In south central Pennsylvania, SpiriTrust Lutheran is not filling 61 of its 344 beds in six facilities because of the worker shortage, said Carol Hess, the company’s senior vice president.
“I have nurses who went to become real estate agents,” she said. “They were just burned out.”
Pay raises of $1 to $1.50 an hour and bonuses brought the lowest-paid workers to about $15 an hour, Hess said, and the company is planning a recruiting drive after Jan. 1. But the prognosis is still grim.
“We’re competing with restaurants for our dining team members,” Hess said. “We’re competing with other folks for cleaning and laundry and others.” In the area around Harrisburg where SpiriTrust employees live, some schools that turned out certified nurse assistants closed during the pandemic and haven’t reopened.
The nursing homes have begun borrowing licensed practical nurses from WellSpan Health, the nearby hospital system that discharges many of its patients to SpriTrust after they recover. About 15 have began their orientations this month, she said, and the two systems are collaborating to pay them.

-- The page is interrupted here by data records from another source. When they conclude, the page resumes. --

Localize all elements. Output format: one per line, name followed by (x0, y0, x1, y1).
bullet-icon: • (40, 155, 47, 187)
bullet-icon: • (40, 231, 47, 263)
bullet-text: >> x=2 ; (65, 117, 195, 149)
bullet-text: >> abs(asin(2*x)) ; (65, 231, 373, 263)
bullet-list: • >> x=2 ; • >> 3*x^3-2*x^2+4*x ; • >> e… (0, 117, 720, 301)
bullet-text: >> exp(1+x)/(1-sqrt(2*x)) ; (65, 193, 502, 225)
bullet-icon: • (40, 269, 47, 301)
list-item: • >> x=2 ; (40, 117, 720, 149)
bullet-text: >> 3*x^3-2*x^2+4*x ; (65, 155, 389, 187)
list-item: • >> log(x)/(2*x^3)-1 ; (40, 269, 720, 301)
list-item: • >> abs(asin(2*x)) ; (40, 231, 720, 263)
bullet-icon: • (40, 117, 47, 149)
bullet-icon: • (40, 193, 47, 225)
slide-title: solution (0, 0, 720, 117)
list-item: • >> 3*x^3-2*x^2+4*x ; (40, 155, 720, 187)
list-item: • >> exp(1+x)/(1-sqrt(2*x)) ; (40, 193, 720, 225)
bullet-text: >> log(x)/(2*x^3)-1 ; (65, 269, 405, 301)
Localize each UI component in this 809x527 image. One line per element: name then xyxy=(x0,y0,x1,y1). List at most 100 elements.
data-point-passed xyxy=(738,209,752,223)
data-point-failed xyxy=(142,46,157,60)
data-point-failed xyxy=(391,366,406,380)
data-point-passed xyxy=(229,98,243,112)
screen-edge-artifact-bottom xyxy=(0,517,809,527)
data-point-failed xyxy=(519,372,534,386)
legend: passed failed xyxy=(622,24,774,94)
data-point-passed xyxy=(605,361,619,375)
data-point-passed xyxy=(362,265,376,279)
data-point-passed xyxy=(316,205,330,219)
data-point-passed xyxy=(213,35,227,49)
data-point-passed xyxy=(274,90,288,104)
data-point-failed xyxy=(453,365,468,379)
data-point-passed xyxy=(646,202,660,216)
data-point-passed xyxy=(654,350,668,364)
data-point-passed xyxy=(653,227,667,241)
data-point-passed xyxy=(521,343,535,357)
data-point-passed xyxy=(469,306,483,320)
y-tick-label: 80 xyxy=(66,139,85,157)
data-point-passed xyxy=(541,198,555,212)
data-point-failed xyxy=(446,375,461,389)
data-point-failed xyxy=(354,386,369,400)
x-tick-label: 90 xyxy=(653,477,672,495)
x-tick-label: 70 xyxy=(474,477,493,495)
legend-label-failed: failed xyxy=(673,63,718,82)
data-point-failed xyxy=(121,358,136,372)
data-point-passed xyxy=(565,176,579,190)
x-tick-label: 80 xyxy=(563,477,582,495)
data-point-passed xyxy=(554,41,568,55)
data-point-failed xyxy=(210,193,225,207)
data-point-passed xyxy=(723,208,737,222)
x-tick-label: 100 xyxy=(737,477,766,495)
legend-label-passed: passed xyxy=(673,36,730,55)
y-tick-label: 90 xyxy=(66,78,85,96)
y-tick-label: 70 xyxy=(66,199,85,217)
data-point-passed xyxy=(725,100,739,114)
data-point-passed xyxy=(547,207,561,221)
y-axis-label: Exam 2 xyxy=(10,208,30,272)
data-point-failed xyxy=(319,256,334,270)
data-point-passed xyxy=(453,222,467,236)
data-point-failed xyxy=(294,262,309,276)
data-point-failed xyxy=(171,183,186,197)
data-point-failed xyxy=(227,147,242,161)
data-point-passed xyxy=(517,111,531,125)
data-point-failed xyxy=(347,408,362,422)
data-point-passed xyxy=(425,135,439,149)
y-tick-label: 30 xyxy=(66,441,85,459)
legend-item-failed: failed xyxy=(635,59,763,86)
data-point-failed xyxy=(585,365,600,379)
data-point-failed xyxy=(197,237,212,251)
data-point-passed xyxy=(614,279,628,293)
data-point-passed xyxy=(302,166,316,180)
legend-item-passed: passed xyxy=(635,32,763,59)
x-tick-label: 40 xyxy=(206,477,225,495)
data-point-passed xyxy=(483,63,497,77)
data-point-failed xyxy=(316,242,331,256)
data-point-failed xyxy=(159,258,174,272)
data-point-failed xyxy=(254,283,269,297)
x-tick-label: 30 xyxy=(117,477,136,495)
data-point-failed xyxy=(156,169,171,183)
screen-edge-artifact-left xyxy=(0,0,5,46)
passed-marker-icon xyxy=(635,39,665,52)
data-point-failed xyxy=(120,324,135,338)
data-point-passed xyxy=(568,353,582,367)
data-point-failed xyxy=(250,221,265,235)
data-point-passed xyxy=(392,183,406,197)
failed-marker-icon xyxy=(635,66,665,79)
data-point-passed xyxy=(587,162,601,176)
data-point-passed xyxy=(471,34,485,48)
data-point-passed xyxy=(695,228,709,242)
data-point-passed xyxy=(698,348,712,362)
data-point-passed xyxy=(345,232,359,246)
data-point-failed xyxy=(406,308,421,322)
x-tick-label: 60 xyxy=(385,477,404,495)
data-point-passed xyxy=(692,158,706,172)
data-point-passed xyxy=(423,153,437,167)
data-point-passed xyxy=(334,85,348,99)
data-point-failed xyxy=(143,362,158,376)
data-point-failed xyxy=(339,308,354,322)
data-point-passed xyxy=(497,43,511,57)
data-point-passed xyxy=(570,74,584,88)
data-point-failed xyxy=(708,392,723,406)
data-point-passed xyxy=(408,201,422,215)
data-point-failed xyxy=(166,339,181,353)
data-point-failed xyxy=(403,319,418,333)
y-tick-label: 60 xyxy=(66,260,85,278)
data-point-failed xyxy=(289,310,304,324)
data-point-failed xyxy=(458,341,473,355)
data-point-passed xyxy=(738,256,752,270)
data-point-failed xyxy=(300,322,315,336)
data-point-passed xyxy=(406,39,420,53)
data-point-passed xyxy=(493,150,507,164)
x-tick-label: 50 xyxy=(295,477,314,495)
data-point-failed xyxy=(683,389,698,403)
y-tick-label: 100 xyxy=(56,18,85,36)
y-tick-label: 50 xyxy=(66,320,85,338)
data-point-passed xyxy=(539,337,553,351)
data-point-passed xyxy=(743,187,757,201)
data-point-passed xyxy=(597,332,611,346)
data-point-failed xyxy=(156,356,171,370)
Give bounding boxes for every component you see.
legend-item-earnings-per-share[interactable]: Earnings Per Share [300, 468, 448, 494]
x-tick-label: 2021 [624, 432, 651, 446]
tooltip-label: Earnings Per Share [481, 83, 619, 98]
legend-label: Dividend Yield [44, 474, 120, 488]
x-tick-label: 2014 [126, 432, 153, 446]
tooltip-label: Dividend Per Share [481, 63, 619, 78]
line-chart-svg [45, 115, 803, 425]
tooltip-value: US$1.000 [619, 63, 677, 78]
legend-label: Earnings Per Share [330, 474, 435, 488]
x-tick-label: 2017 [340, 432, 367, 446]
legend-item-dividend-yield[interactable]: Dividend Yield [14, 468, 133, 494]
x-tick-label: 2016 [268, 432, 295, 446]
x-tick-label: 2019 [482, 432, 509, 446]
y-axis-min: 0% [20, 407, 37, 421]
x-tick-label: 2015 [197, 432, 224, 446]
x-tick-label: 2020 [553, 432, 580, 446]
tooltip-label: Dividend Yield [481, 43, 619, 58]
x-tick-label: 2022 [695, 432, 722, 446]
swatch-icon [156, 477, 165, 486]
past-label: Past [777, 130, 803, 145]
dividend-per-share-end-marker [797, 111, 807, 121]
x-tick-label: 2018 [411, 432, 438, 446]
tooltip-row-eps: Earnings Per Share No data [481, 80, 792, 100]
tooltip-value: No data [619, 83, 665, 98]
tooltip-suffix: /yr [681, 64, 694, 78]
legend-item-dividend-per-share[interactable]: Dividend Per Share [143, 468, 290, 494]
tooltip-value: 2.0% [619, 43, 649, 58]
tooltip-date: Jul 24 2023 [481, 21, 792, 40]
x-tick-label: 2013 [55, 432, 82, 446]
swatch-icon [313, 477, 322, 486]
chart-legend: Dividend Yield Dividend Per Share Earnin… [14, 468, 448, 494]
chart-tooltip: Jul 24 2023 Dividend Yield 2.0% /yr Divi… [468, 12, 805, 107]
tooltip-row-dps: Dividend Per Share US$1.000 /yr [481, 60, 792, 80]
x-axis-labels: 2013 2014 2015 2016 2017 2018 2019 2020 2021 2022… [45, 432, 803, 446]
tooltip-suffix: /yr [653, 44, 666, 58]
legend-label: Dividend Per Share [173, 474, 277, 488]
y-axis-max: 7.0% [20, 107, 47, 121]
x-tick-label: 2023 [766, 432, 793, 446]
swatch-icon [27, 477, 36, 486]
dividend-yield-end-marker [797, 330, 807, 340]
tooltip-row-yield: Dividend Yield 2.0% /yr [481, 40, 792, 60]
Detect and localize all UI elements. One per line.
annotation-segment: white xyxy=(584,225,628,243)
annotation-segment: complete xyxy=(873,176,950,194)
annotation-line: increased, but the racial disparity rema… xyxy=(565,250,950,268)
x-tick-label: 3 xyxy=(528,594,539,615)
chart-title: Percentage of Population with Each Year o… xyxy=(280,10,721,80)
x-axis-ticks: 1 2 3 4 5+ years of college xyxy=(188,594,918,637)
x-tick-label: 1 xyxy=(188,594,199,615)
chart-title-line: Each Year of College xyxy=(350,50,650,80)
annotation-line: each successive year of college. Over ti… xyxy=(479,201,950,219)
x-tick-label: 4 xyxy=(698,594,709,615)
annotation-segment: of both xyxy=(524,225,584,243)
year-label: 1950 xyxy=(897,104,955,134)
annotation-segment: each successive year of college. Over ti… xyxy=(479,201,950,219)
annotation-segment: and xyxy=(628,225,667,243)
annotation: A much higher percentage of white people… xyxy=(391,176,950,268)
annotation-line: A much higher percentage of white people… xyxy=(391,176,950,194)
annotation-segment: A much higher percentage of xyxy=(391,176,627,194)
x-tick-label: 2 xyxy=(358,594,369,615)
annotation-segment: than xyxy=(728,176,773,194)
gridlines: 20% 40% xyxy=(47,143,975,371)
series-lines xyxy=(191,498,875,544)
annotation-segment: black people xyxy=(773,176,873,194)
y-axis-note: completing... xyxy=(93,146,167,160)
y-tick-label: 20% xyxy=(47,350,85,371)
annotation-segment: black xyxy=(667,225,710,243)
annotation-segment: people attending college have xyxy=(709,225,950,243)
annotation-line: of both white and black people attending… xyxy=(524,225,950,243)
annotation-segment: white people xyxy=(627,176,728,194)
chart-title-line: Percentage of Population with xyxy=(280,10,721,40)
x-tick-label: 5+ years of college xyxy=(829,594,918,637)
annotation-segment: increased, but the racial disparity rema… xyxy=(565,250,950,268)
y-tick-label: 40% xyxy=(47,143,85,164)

The bed shortage is causing backups that can average several days in the hospital, said Michael Seim, the hospital system’s chief quality officer. That gives the hospitals an interest in helping any way they can, he said.
“We have between 80 and 100 patients waiting for some type of skilled care,” Seim said this month. The hospital has begun caring for more people at home, enrolling 400 people so far in a program that sends clinicians to check on them there. More than 90 percent have said they are happy with the program.
“I think the future of hospital-based care is partnerships,” Seim said. “It’s going to be health systems partnering across their service areas … to disrupt the model we have.”